Was geschieht, wenn der Verdienst über 450€ liegt?

6. Februar 2019

Begriffsverwirrung: Nicht 450 Euro pro Monat, sondern 450 Euro monatlich im Jahresdurchschnitt

So griffig der Titel „450-Euro-Minijob“ klingt – er ist eigentlich nicht ganz richtig. Denn es geht bei der Verdienstgrenze weniger darum, dass Sie in einem Monat nie mehr als 450 Euro verdienen dürfen. Entscheidend ist vielmehr, dass Ihr „regelmäßiges monatliches Arbeitsentgelt“ – also Ihr durchschnittlicher Monatsverdienst innerhalb von zwölf Monatennicht höher liegt als 450 Euro.

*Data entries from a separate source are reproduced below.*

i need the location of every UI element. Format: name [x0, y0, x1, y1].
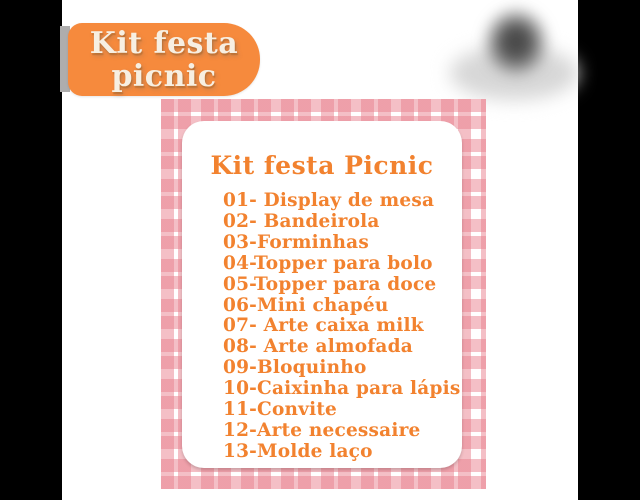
item-list-card — [182, 121, 462, 468]
kit-item: 08- Arte almofada — [223, 336, 413, 358]
kit-item: 01- Display de mesa — [223, 190, 435, 211]
badge-title-line1: Kit festa — [89, 25, 239, 61]
card-title: Kit festa Picnic — [210, 151, 434, 180]
kit-item: 13-Molde laço — [223, 440, 373, 462]
kit-item: 06-Mini chapéu — [223, 294, 389, 316]
blurred-logo-icon — [481, 5, 551, 79]
kit-item: 05-Topper para doce — [223, 273, 437, 295]
kit-item: 03-Forminhas — [223, 231, 369, 253]
letterbox-left — [0, 0, 62, 500]
kit-item: 12-Arte necessaire — [223, 419, 421, 441]
badge-title-line2: picnic — [111, 58, 217, 94]
kit-item-list — [223, 191, 462, 463]
kit-item: 11-Convite — [223, 399, 338, 421]
kit-item: 07- Arte caixa milk — [223, 315, 424, 337]
kit-item: 04-Topper para bolo — [223, 252, 433, 274]
kit-item: 02- Bandeirola — [223, 210, 380, 232]
kit-item: 10-Caixinha para lápis — [223, 378, 461, 400]
letterbox-right — [578, 0, 640, 500]
kit-item: 09-Bloquinho — [223, 357, 367, 379]
kit-title-badge — [68, 23, 260, 96]
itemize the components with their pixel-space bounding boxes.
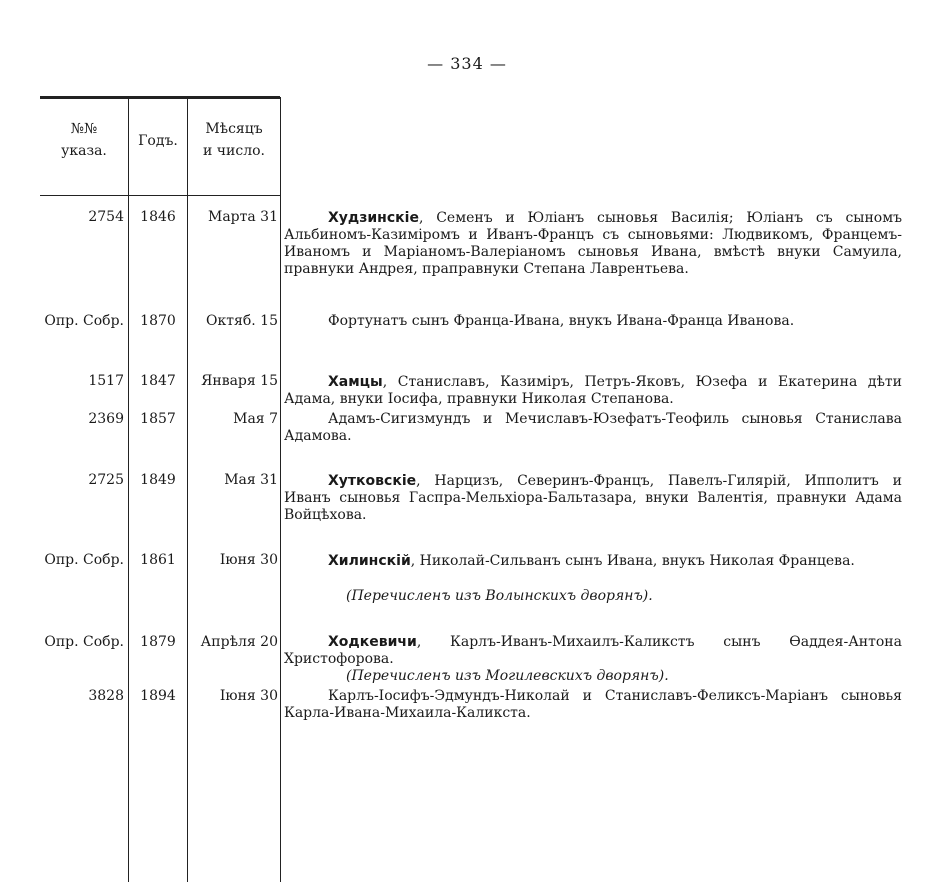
entry-body: , Станиславъ, Казиміръ, Петръ-Яковъ, Юзефа и Екатерина дѣти Адама, внуки Іосифа, правнуки Николая Степанова. — [284, 374, 902, 407]
entry-year: 1849 — [140, 472, 176, 488]
entry-date: Января 15 — [201, 373, 278, 389]
family-name: Ходкевичи — [328, 634, 417, 650]
entry-note: (Перечисленъ изъ Волынскихъ дворянъ). — [346, 588, 653, 604]
decree-number: Опр. Собр. — [44, 313, 124, 329]
family-name: Худзинскіе — [328, 210, 419, 226]
page-number: — 334 — — [427, 54, 507, 73]
entry-year: 1870 — [140, 313, 176, 329]
decree-number: 3828 — [88, 688, 124, 704]
header-line: Мѣсяцъ — [205, 121, 263, 137]
entry-year: 1847 — [140, 373, 176, 389]
column-rule — [187, 97, 188, 882]
entry-text — [284, 634, 902, 668]
entry-body: Карлъ-Іосифъ-Эдмундъ-Николай и Станиславъ-Феликсъ-Маріанъ сыновья Карла-Ивана-Михаила-Каликста. — [284, 688, 902, 721]
entry-date: Апрѣля 20 — [200, 634, 278, 650]
entry-date: Мая 7 — [233, 411, 278, 427]
entry-text — [284, 553, 902, 570]
entry-date: Іюня 30 — [219, 688, 278, 704]
entry-date: Марта 31 — [208, 209, 278, 225]
decree-number: Опр. Собр. — [44, 634, 124, 650]
header-line: и число. — [203, 143, 265, 159]
decree-number: 2754 — [88, 209, 124, 225]
decree-number: 1517 — [88, 373, 124, 389]
table-top-rule — [40, 96, 280, 99]
entry-text — [284, 411, 902, 445]
header-line: №№ — [70, 121, 98, 137]
entry-body: , Николай-Сильванъ сынъ Ивана, внукъ Николая Францева. — [410, 553, 855, 569]
table-header-rule — [40, 195, 280, 196]
entry-date: Октяб. 15 — [206, 313, 278, 329]
decree-number: 2725 — [88, 472, 124, 488]
family-name: Хамцы — [328, 374, 383, 390]
column-rule — [280, 97, 281, 882]
entry-year: 1846 — [140, 209, 176, 225]
entry-text — [284, 210, 902, 278]
entry-text — [284, 374, 902, 408]
entry-text — [284, 473, 902, 524]
entry-date: Іюня 30 — [219, 552, 278, 568]
entry-body: Адамъ-Сигизмундъ и Мечиславъ-Юзефатъ-Теофиль сыновья Станислава Адамова. — [284, 411, 902, 444]
header-year: Годъ. — [138, 133, 178, 149]
entry-year: 1861 — [140, 552, 176, 568]
family-name: Хутковскіе — [328, 473, 417, 489]
entry-year: 1894 — [140, 688, 176, 704]
entry-year: 1857 — [140, 411, 176, 427]
header-month-day — [188, 118, 280, 162]
entry-body: , Нарцизъ, Северинъ-Францъ, Павелъ-Гилярій, Ипполитъ и Иванъ сыновья Гаспра-Мельхіора-Бальтазара, внуки Валентія, правнуки Адама Войцѣхова. — [284, 473, 902, 523]
entry-year: 1879 — [140, 634, 176, 650]
decree-number: Опр. Собр. — [44, 552, 124, 568]
header-decree-number — [40, 118, 128, 162]
entry-body: Фортунатъ сынъ Франца-Ивана, внукъ Ивана-Франца Иванова. — [328, 313, 795, 329]
entry-text — [284, 688, 902, 722]
entry-body: , Семенъ и Юліанъ сыновья Василія; Юліанъ съ сыномъ Альбиномъ-Казиміромъ и Иванъ-Францъ съ сыновьями: Людвикомъ, Францемъ-Иваномъ и Маріаномъ-Валеріаномъ сыновья Ивана, вмѣстѣ внуки Самуила, правнуки Андрея, праправнуки Степана Лаврентьева. — [284, 210, 902, 277]
header-line: указа. — [61, 143, 107, 159]
decree-number: 2369 — [88, 411, 124, 427]
entry-body: , Карлъ-Иванъ-Михаилъ-Каликстъ сынъ Ѳаддея-Антона Христофорова. — [284, 634, 902, 667]
family-name: Хилинскій — [328, 553, 411, 569]
entry-text — [284, 313, 902, 330]
entry-note: (Перечисленъ изъ Могилевскихъ дворянъ). — [346, 668, 669, 684]
entry-date: Мая 31 — [224, 472, 278, 488]
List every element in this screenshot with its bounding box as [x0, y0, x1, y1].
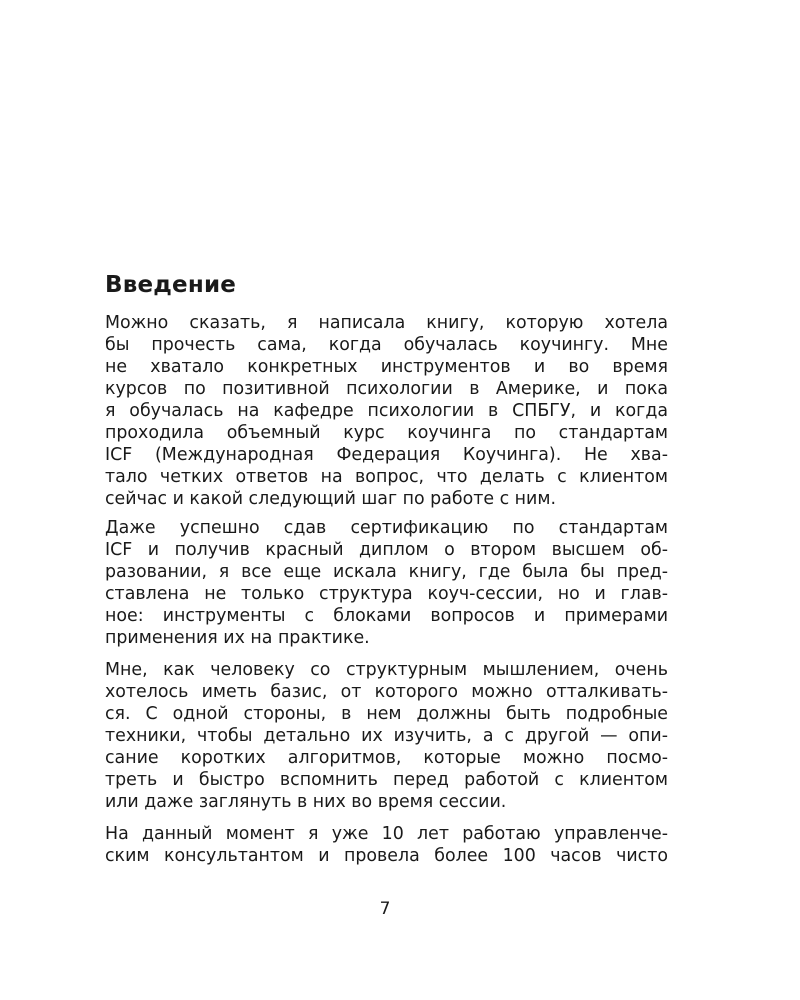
text-line: Мне, как человеку со структурным мышлением, очень: [105, 660, 668, 680]
text-line: Даже успешно сдав сертификацию по стандартам: [105, 518, 668, 538]
text-line: курсов по позитивной психологии в Америке, и пока: [105, 379, 668, 399]
paragraph-3: [105, 659, 668, 813]
page-number: 7: [379, 899, 391, 919]
text-line: ICF (Международная Федерация Коучинга). Не хва-: [105, 445, 668, 465]
text-line: сейчас и какой следующий шаг по работе с ним.: [105, 489, 556, 509]
text-line: ставлена не только структура коуч-сессии, но и глав-: [105, 584, 668, 604]
text-line: треть и быстро вспомнить перед работой с клиентом: [105, 770, 668, 790]
text-line: техники, чтобы детально их изучить, а с другой — опи-: [105, 726, 668, 746]
text-line: не хватало конкретных инструментов и во время: [105, 357, 668, 377]
text-line: ICF и получив красный диплом о втором высшем об-: [105, 540, 668, 560]
text-line: бы прочесть сама, когда обучалась коучингу. Мне: [105, 335, 668, 355]
text-line: Можно сказать, я написала книгу, которую хотела: [105, 313, 668, 333]
text-line: разовании, я все еще искала книгу, где была бы пред-: [105, 562, 668, 582]
chapter-heading: Введение: [105, 272, 237, 298]
text-line: ся. С одной стороны, в нем должны быть подробные: [105, 704, 668, 724]
text-line: применения их на практике.: [105, 628, 370, 648]
paragraph-2: [105, 517, 668, 649]
paragraph-4: [105, 823, 668, 867]
text-line: тало четких ответов на вопрос, что делать с клиентом: [105, 467, 668, 487]
text-line: или даже заглянуть в них во время сессии.: [105, 792, 507, 812]
text-line: проходила объемный курс коучинга по стандартам: [105, 423, 668, 443]
text-line: хотелось иметь базис, от которого можно отталкивать-: [105, 682, 668, 702]
text-line: ное: инструменты с блоками вопросов и примерами: [105, 606, 668, 626]
text-line: сание коротких алгоритмов, которые можно посмо-: [105, 748, 668, 768]
paragraph-1: [105, 312, 668, 510]
text-line: я обучалась на кафедре психологии в СПБГУ, и когда: [105, 401, 668, 421]
text-line: На данный момент я уже 10 лет работаю управленче-: [105, 824, 668, 844]
text-line: ским консультантом и провела более 100 часов чисто: [105, 846, 668, 866]
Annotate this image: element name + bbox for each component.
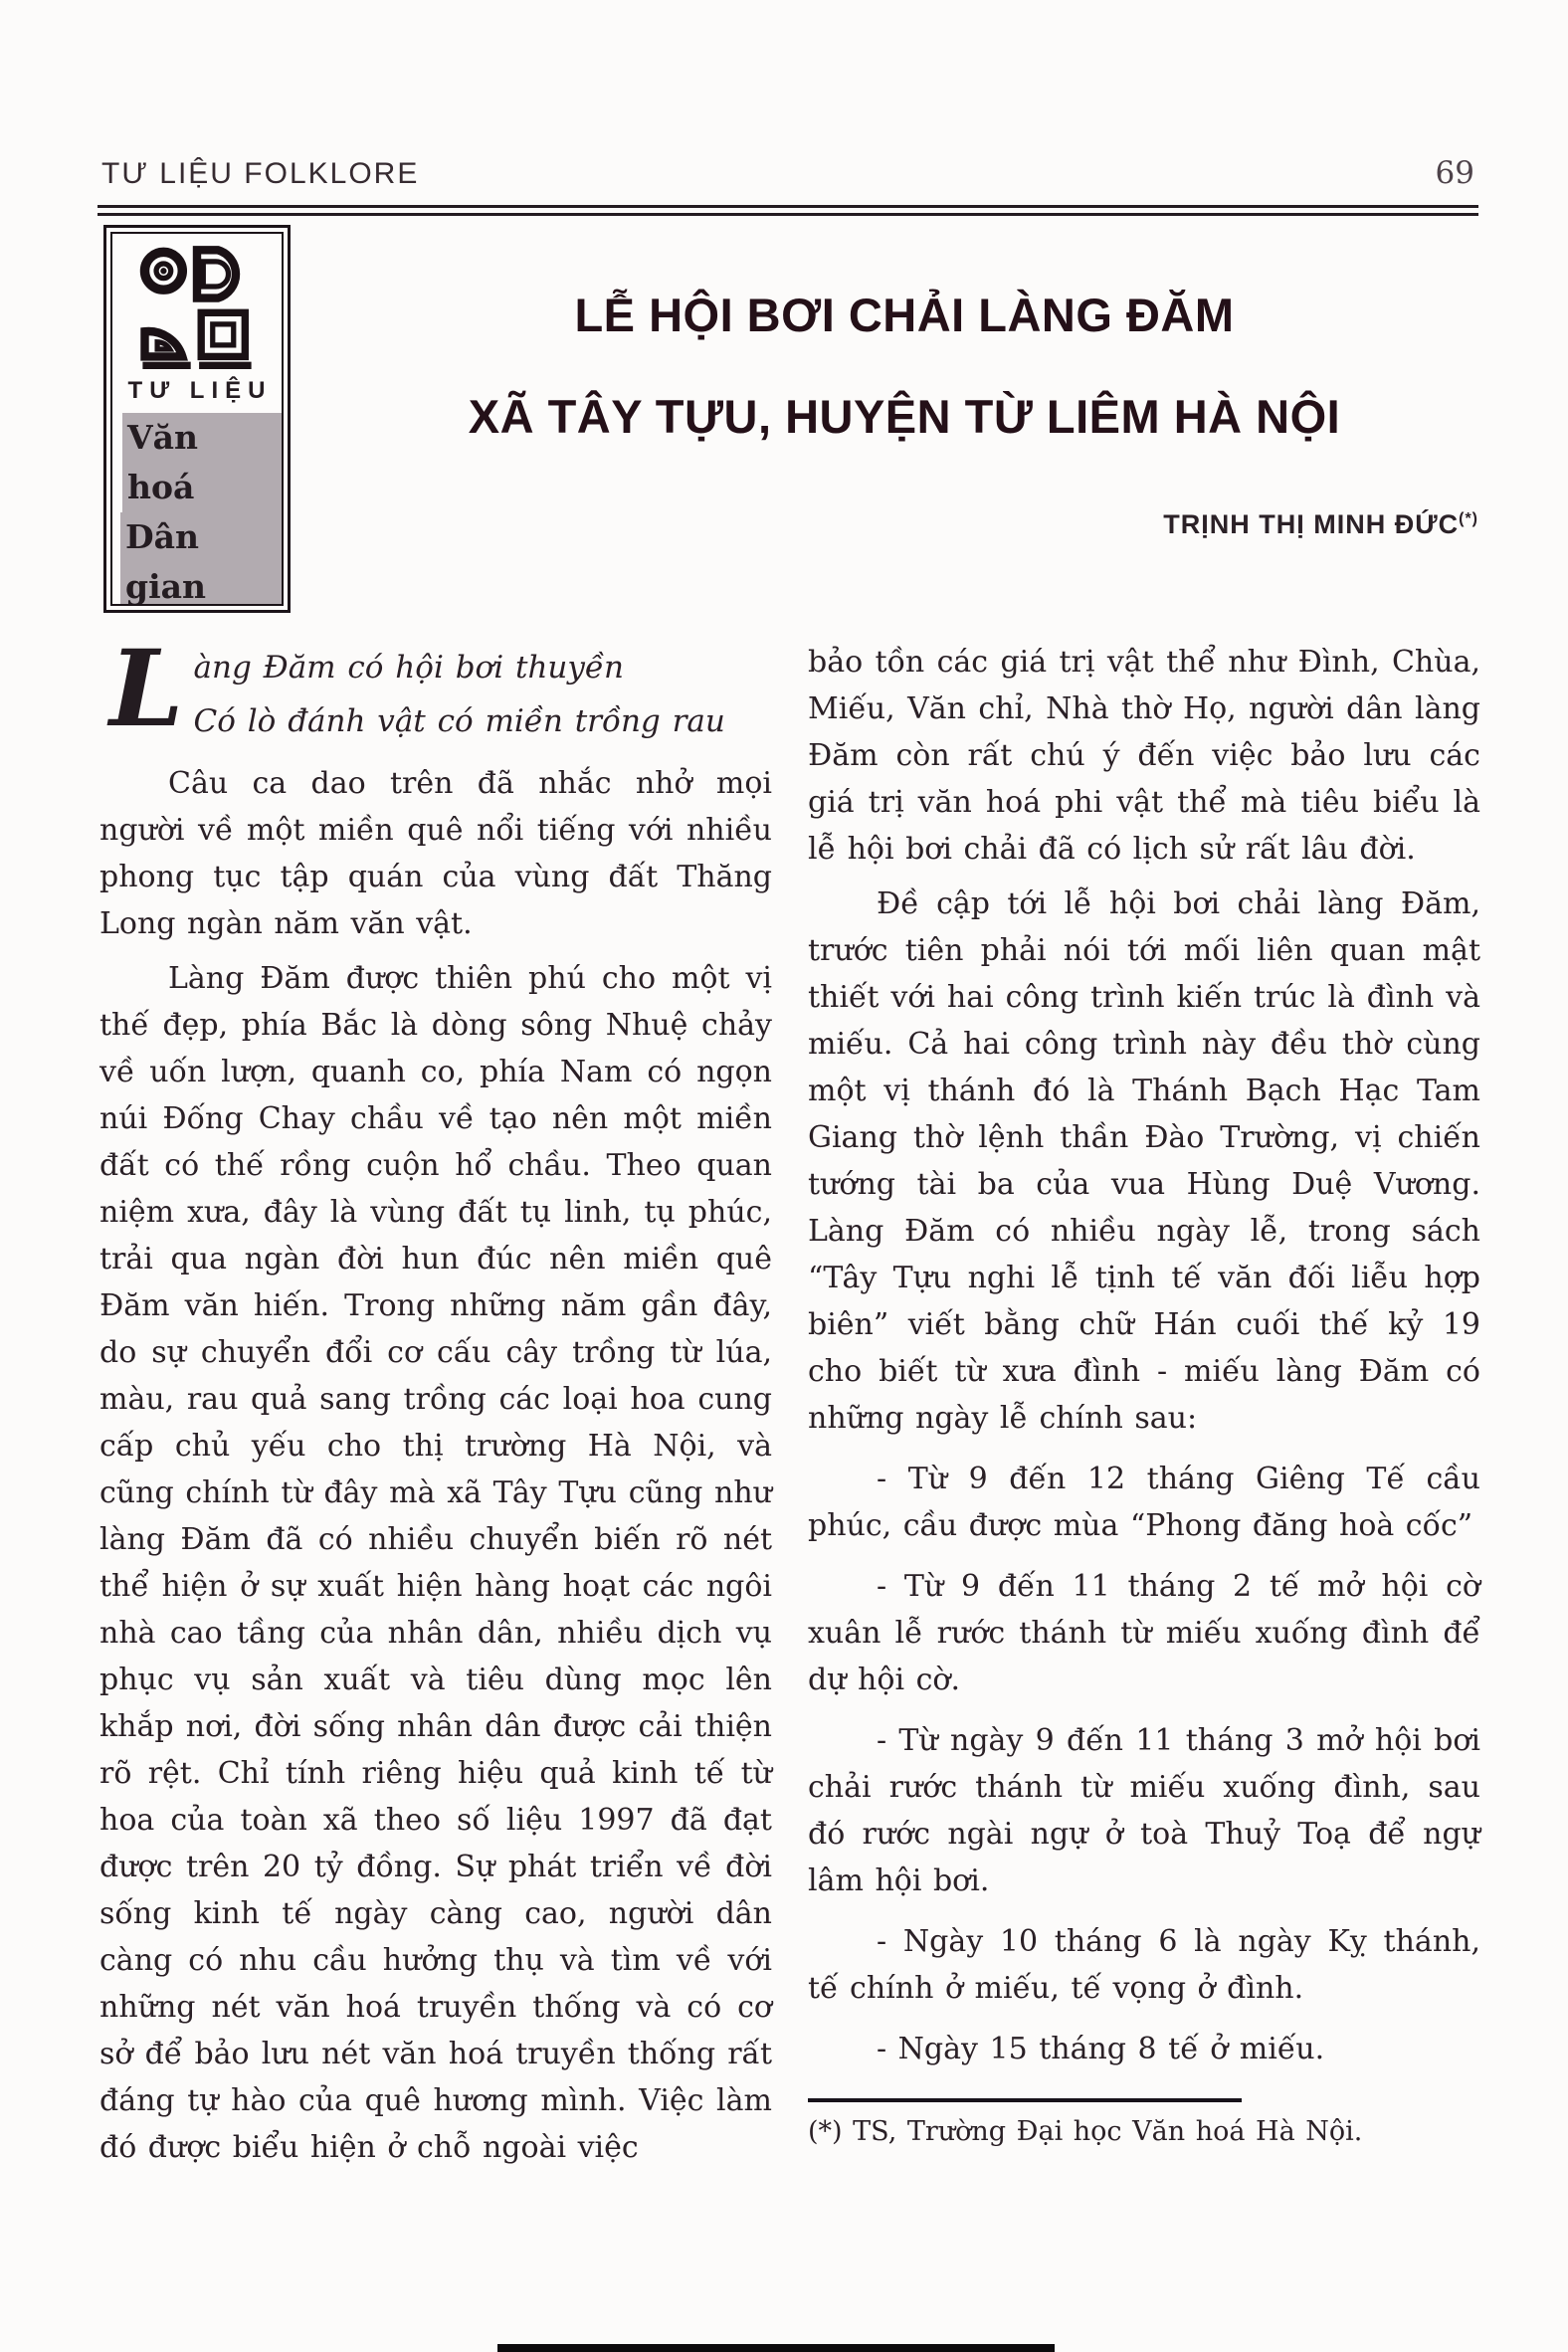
author-name: TRỊNH THỊ MINH ĐỨC bbox=[1163, 509, 1460, 539]
logo-script-line1-text: Văn hoá bbox=[122, 413, 282, 512]
author-line bbox=[328, 509, 1480, 540]
paragraph: bảo tồn các giá trị vật thể như Đình, Chùa, Miếu, Văn chỉ, Nhà thờ Họ, người dân làng Đăm còn rất chú ý đến việc bảo lưu các giá trị văn hoá phi vật thể mà tiêu biểu là lễ hội bơi chải đã có lịch sử rất lâu đời. bbox=[808, 645, 1480, 867]
poem-line1: àng Đăm có hội bơi thuyền bbox=[193, 650, 624, 686]
paragraph: Câu ca dao trên đã nhắc nhở mọi người về một miền quê nổi tiếng với nhiều phong tục tập quán của vùng đất Thăng Long ngàn năm văn vật. bbox=[99, 766, 772, 941]
right-column bbox=[808, 639, 1480, 2171]
festival-date-item: - Từ 9 đến 12 tháng Giêng Tế cầu phúc, cầu được mùa “Phong đăng hoà cốc” bbox=[808, 1462, 1480, 1543]
paragraph: Đề cập tới lễ hội bơi chải làng Đăm, trước tiên phải nói tới mối liên quan mật thiết với hai công trình kiến trúc là đình và miếu. Cả hai công trình này đều thờ cùng một vị thánh đó là Thánh Bạch Hạc Tam Giang thờ lệnh thần Đào Trường, vị chiến tướng tài ba của vua Hùng Duệ Vương. Làng Đăm có nhiều ngày lễ, trong sách “Tây Tựu nghi lễ tịnh tế văn đối liễu hợp biên” viết bằng chữ Hán cuối thế kỷ 19 cho biết từ xưa đình - miếu làng Đăm có những ngày lễ chính sau: bbox=[808, 886, 1480, 1436]
folk-poem bbox=[99, 626, 772, 750]
footnote-text: (*) TS, Trường Đại học Văn hoá Hà Nội. bbox=[808, 2116, 1363, 2147]
footnote bbox=[808, 2098, 1480, 2150]
logo-script-line2 bbox=[120, 512, 282, 606]
page-header bbox=[101, 155, 1474, 191]
folk-geometric-logo-icon bbox=[133, 244, 261, 369]
festival-date-item: - Từ ngày 9 đến 11 tháng 3 mở hội bơi chải rước thánh từ miếu xuống đình, sau đó rước ngài ngự ở toà Thuỷ Toạ để ngự lâm hội bơi. bbox=[808, 1723, 1480, 1898]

Dieser feine Unterschied hat in der Praxis erhebliche Auswirkungen und kann bei Nicht-Beachtung schnell teuer werden. Zum Beispiel, wenn Sie als Minijobber von Ihrem Arbeitgeber schon zu Beginn des Arbeitsverhältnisses vertraglich vereinbarte, einmalige Sonderzahlungen erhalten, die für die Berechnung Ihres 450-Euro-Minijobs zum monatlichen Einkommen addiert werden. Bekommen Sie also in einem Jahr von Januar bis November monatlich 450 Euro ausgezahlt, im Dezember jedoch zusätzlich zu den 450 Euro noch Weihnachtsgeld, liegen Sie über der Verdienstgrenze – und zwar nicht nur für den Dezember, sondern für das gesamte Jahr, für das dann Sozialversicherungsbeiträge nachzuzahlen sind. Dies können Sie als Minijobber verhindern, indem Sie im Voraus auf vertraglich eigentlich festgelegte Einmal-Zahlungen wie Weihnachts- oder Urlaubsgeld schriftlich verzichten.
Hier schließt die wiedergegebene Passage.